Edo State governor, Godwin Obaseki, has imposed a 10pm to 5am curfew on the state and shifted the resumption of schools to February 1, in a bid to curb the spread of COVID-19 in the state.
Obaseki, who announced the measures at a press briefing on the second wave of the pandemic at Government House, Benin, stressed that the curfew became imperative following the spread of the virus among rural and urban dwellers, unlike the first wave when infections were limited to the urban centres.
The governor announced that schools in the state would resume tentatively on February 1 to ensure that modalities were put in place in line with the COVID-19 protocols, adding that a monitoring team from the State Universal Basic Education Board (SUBEB) would oversee compliance before the proposed date.
He stated that the resumption date might be shifted depending on the level of compliance with the COVID-19 protocols and how well the curve would have been flattened then.
Obaseki stated that the testing capacity for COVID-19 across the 18 local government areas of the state had been increased to 600 daily, while five isolation centres had been reactivated.
He attributed the widespread of the virus in the state to non-compliance with the COVID-19 protocols, especially the none use of face masks and observance of social distance, promising that going forward, sanctions would be imposed on defaulters as stipulated in the extant laws on containing infectious diseases.
“There had been a sustained increase in the second wave since it started about six weeks ago. People must adhere to the protocol for us to reduce the spread. If you are found flouting the regulations, we would force you to comply. We now have enforcement teams going around the cities and villages to ensure compliance. If you flout the law you will be prosecuted and convicted,” Obaseki said.
He added: “Accordingly, we are therefore reviewing the curfew from 10pm to 5am daily, starting from today, (Friday),” the governor added.
The governor noted that available data in the second wave indicated that children and elderly citizens are now easily affected, which is a departure from the first wave of the pandemic.

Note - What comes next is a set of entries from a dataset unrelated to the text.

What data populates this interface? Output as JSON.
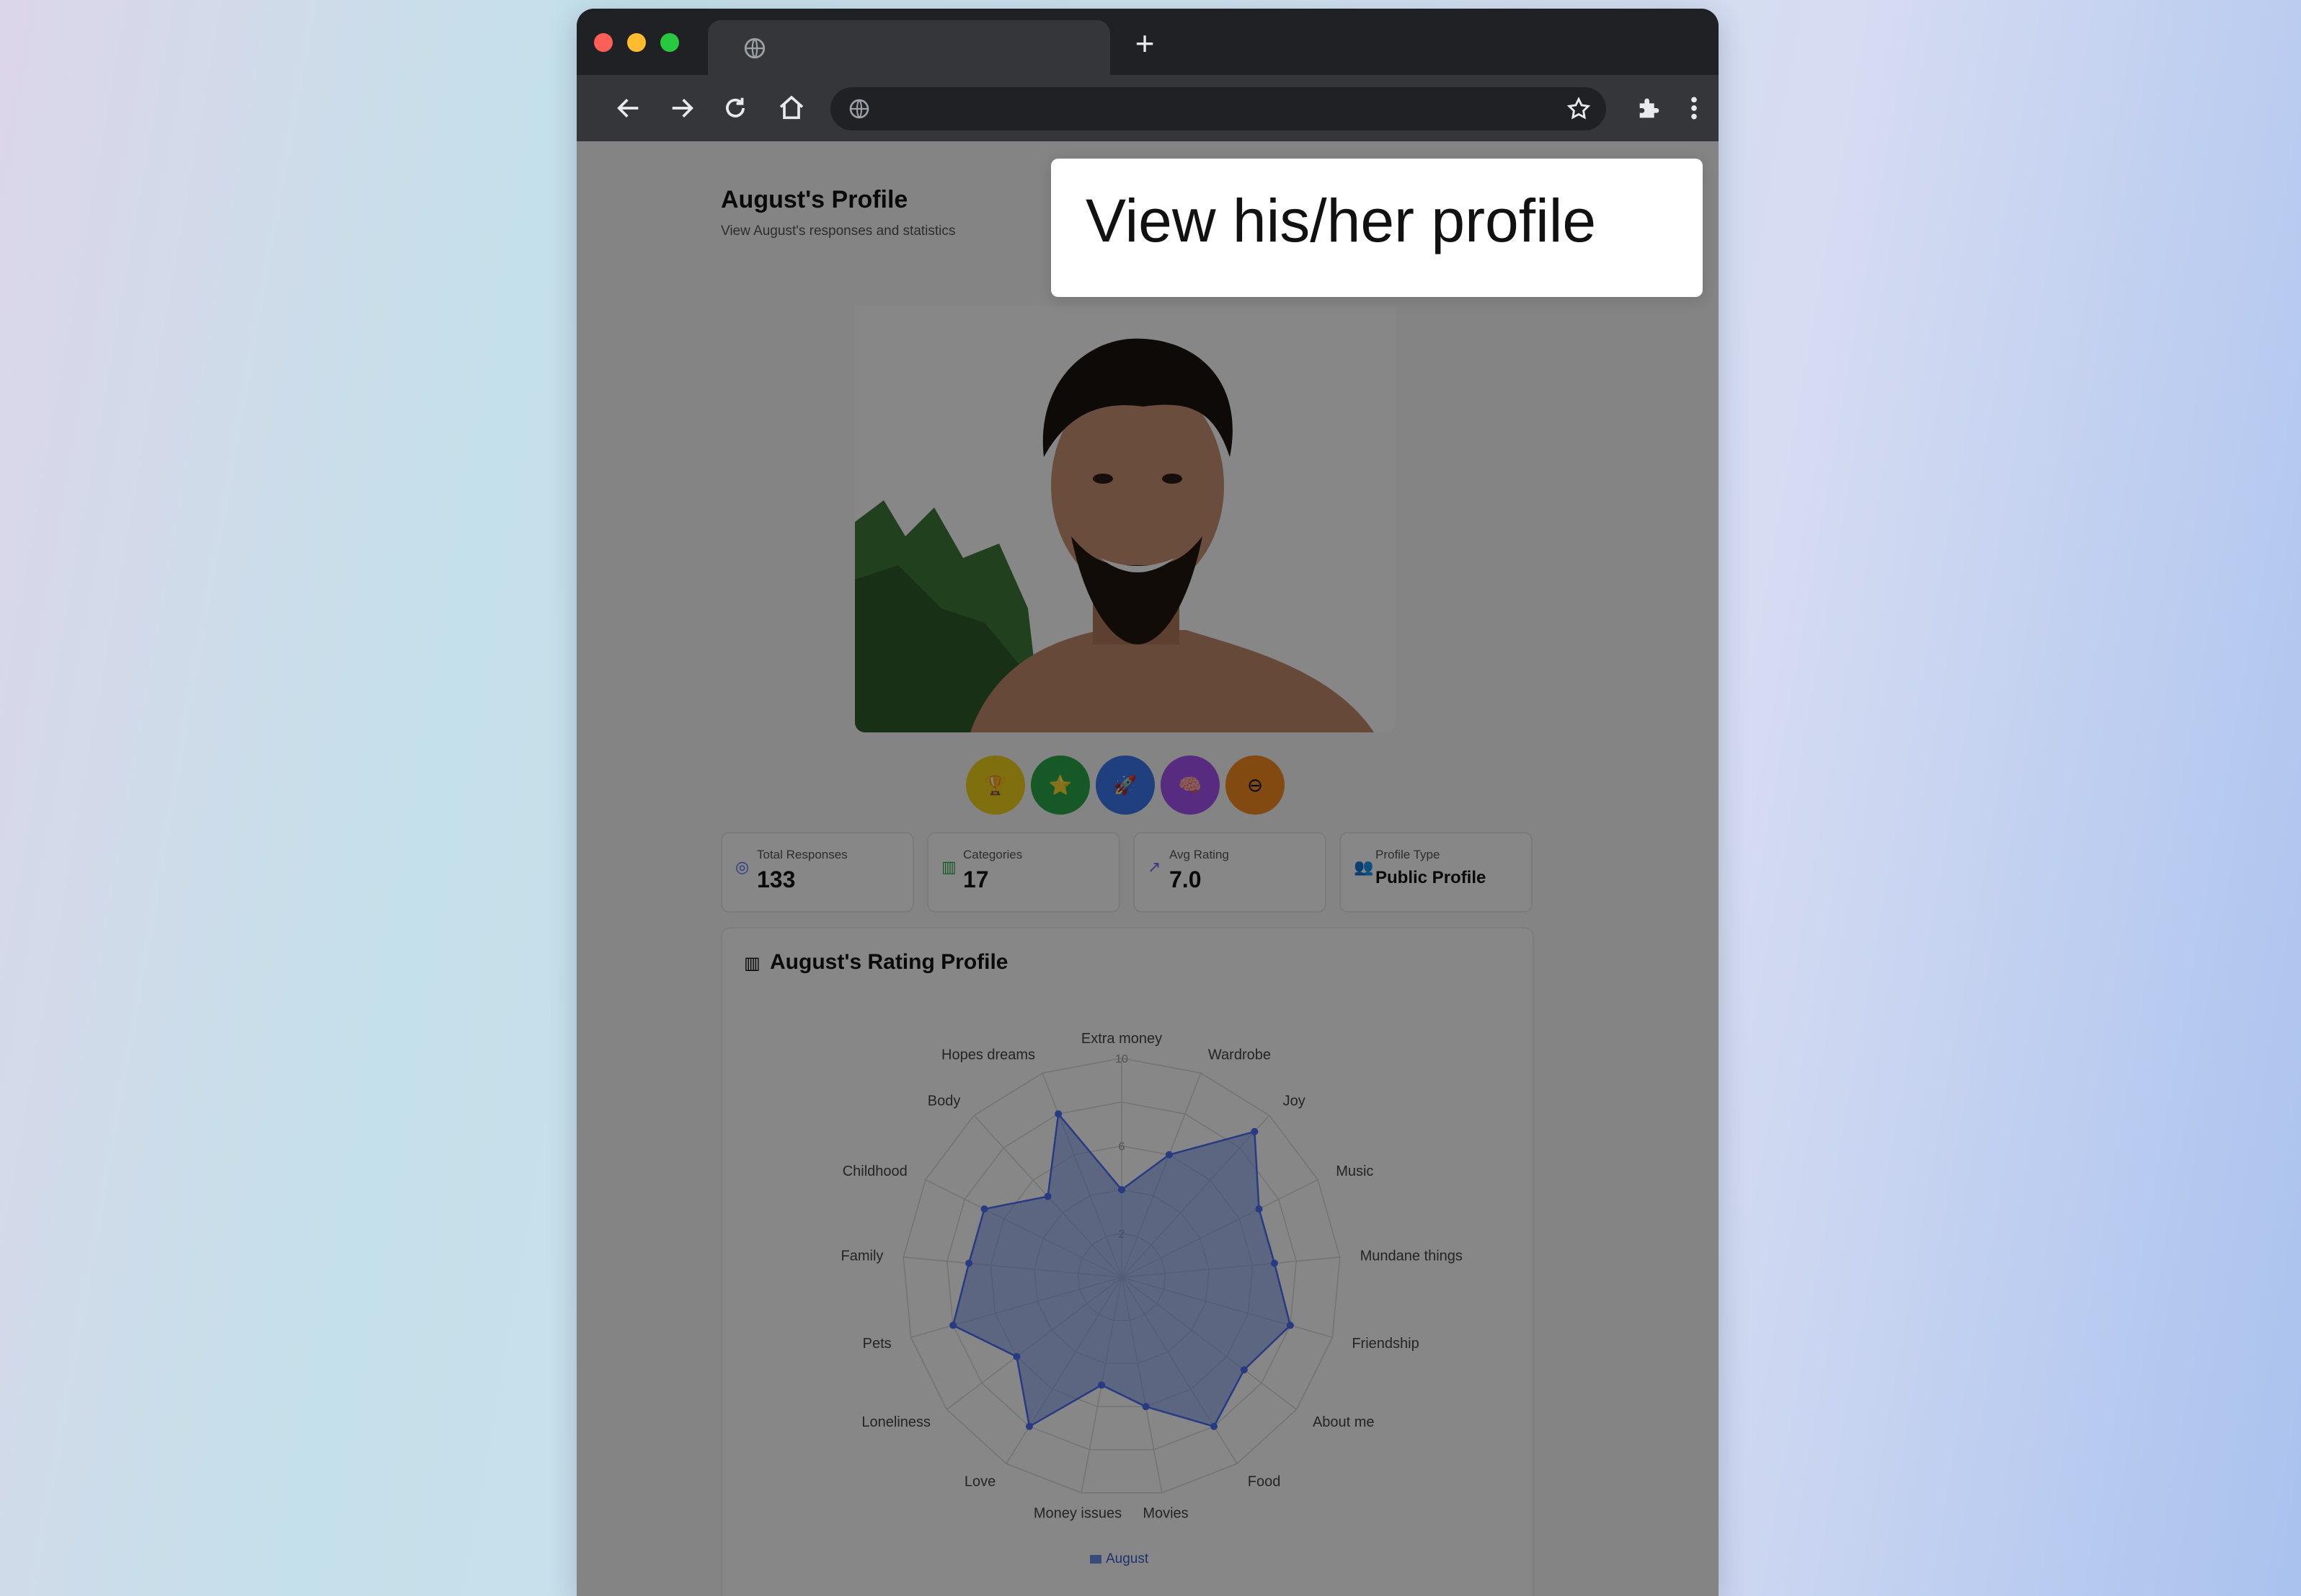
{
  "browser": {
    "new_tab_symbol": "+",
    "icons": [
      "globe-icon",
      "back-arrow-icon",
      "forward-arrow-icon",
      "reload-icon",
      "home-icon",
      "star-icon",
      "puzzle-icon",
      "kebab-menu-icon"
    ],
    "colors": {
      "close": "#ff5f57",
      "minimize": "#febc2e",
      "maximize": "#28c840"
    }
  },
  "profile": {
    "title": "August's Profile",
    "subtitle": "View August's responses and statistics"
  },
  "callout": {
    "text": "View his/her profile"
  },
  "badges": [
    {
      "icon": "trophy-icon",
      "glyph": "🏆",
      "color": "#f1d21b"
    },
    {
      "icon": "star-icon",
      "glyph": "⭐",
      "color": "#2aa84a"
    },
    {
      "icon": "rocket-icon",
      "glyph": "🚀",
      "color": "#3c78f0"
    },
    {
      "icon": "brain-icon",
      "glyph": "🧠",
      "color": "#a252f2"
    },
    {
      "icon": "minus-icon",
      "glyph": "⊖",
      "color": "#f58a1f"
    }
  ],
  "stats": [
    {
      "label": "Total Responses",
      "value": "133",
      "icon": "target-icon",
      "glyph": "◎",
      "color": "#4a6ef5"
    },
    {
      "label": "Categories",
      "value": "17",
      "icon": "bar-chart-icon",
      "glyph": "▥",
      "color": "#2aa84a"
    },
    {
      "label": "Avg Rating",
      "value": "7.0",
      "icon": "trend-icon",
      "glyph": "↗",
      "color": "#8a5cf5"
    },
    {
      "label": "Profile Type",
      "value": "Public Profile",
      "icon": "users-icon",
      "glyph": "👥",
      "color": "#e8663c"
    }
  ],
  "chart_title": "August's Rating Profile",
  "chart_data": {
    "type": "radar",
    "title": "August's Rating Profile",
    "categories": [
      "Extra money",
      "Wardrobe",
      "Joy",
      "Music",
      "Mundane things",
      "Friendship",
      "About me",
      "Food",
      "Movies",
      "Money issues",
      "Love",
      "Loneliness",
      "Pets",
      "Family",
      "Childhood",
      "Body",
      "Hopes dreams"
    ],
    "series": [
      {
        "name": "August",
        "values": [
          4,
          6,
          9,
          7,
          7,
          8,
          7,
          8,
          6,
          5,
          8,
          6,
          8,
          7,
          7,
          5,
          8
        ]
      }
    ],
    "rlim": [
      0,
      10
    ],
    "radial_ticks": [
      2,
      6,
      10
    ],
    "grid": true,
    "legend": "bottom",
    "color": "#6d8ee8"
  }
}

“We have evidence that suggests that more elderly people will be affected in this second wave and this second wave is driven by community transmission. We are now seeing more children and youths being infected and they account for these transmissions,” he said, adding: “Worship centres were being encouraged to ask the too young and the elderly members to stay at home.”
“All private and public schools in the state will resume February 1. We would go round to ensure that they comply with the COVID-19 protocols. In the meantime, schools will not resume until we review the situation,” he stated.
He also announced the closure of all swimming pools in hotels and other public places until the pandemic is over.
“My good people of Edo State, the battle against COVID-19 is one that we will fight together. The second wave is here with us, and we are confident because of the accomplishments in the first wave,” Obaseki assured.
Speaking on the implementation of the second wave by transporters, the deputy governor, Philip Shaibu, said the state is working closely with the National Union of Road Transport Workers (NURTW) to ensure that “no face mask no boarding rule” was strictly adhered to, adding that drivers and conductors would be held responsible for violation
The deputy governor also disclosed that any passenger who flouted the order would be prosecuted on the spot alongside the driver of the commercial vehicle to serve as a deterrent to others.
Also speaking, the state COVID-19 Incident Manager, Andrew Obi, said there were plans to vaccinate at least 60 per cent of the state population in order to reduce the spread.